In conclusion, I don't really want to be ~discourse all the time~ like I feel like I've been recently. I wanted to do two things: a. to push back on the narrative of "you're pushing out diaspora folks!" a bit and b. leave an opening for my ideal, a more nuanced discussion about why certain things feel like erasure and certain things do not. I think it would be revealing.
Depth: 2

Date: 2021-01-28 18:34 (UTC)
ilanala: (Default)
From: [personal profile] ilanala
I mean, I freely recognize that the fear of backlash is partly (understandable) paranoia based on history and past experiences, but I'm seeing a lot of comments coming at this from the POV of "Jews are basically just privileged (possibly extra privileged) white people." That POV underlies a lot of antisemitism I've encountered in recent years so seeing it pushed in these discussions, however unconsciously, definitely puts me on edge.

It sounds like the authors of both fics that triggered these arguments have responded poorly and at least some people got racist about it and that's not good either.
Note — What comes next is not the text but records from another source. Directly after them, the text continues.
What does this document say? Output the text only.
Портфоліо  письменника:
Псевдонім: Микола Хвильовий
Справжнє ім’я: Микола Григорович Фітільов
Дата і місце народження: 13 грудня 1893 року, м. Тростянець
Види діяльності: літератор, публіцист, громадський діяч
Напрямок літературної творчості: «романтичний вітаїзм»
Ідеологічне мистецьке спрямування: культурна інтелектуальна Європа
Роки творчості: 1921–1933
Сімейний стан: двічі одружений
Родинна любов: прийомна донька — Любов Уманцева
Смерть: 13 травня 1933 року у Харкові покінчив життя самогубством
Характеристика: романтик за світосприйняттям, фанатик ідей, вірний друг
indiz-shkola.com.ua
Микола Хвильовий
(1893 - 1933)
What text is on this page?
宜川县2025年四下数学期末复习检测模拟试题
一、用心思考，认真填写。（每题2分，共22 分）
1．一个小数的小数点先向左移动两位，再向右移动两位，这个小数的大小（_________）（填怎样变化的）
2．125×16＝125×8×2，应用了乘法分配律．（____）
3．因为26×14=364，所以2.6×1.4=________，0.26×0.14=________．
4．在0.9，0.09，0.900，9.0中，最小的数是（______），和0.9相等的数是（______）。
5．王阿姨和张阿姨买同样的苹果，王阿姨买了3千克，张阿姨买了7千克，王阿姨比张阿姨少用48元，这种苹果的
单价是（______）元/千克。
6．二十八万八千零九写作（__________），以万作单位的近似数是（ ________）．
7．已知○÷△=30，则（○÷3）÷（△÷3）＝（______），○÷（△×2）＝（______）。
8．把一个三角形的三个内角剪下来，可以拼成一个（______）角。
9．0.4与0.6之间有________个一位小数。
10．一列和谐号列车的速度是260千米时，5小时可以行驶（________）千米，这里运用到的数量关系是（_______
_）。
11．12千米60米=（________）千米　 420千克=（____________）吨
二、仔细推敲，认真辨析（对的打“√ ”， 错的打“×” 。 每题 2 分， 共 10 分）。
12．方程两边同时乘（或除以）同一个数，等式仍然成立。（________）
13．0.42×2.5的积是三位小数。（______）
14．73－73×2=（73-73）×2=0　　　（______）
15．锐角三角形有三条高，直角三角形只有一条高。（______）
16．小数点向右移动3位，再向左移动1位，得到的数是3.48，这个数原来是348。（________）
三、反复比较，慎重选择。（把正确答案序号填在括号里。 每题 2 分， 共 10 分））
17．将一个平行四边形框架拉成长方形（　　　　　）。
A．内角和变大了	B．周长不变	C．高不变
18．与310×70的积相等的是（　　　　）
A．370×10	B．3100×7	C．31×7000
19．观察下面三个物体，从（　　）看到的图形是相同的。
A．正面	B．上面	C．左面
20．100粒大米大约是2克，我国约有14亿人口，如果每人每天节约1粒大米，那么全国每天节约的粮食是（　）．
It sucks that instead of having valid conversations about cultural erasure and fanfic transformations (and also just better understanding the culture underlying MDZS), we get bogged down in people fundamentally misunderstanding each other and, at least in some cases, not wanting to try.
Depth: 4

Date: 2021-01-29 03:18 (UTC)
ilanala: (Default)
From: [personal profile] ilanala
The whiteness of Jewish people is a complicated question and something that has been weaponized against us in the modern social justice era (basically "You look white and therefore must not be oppressed in any way, let alone be the target of white supremacists, and you wanting to talk about antisemitism is just white fragility/centering whiteness"). So even the way people are talking about that in this context makes me nervous and also makes me feel like a lot of the Chinese diaspora people involved are assuming that the Jewish experience is very different from theirs because Jews are white, right? And it is different in some ways but not in others (especially if you're not a very assimilated, multi-generational American Jew), which makes it particularly a shame that these clashes are happening.

(That tweet in your thread that I felt compelled to reply to was, however innocently it may have been intended, sounding a lot like Khazar Theory which is a whole antisemitic myth about Ashkenazi Jews being fake European converts that has been used to justify a lot of nasty stuff, so...yeah. There's a lot going on that people probably don't see if they don't know what to look for and that makes it hard.)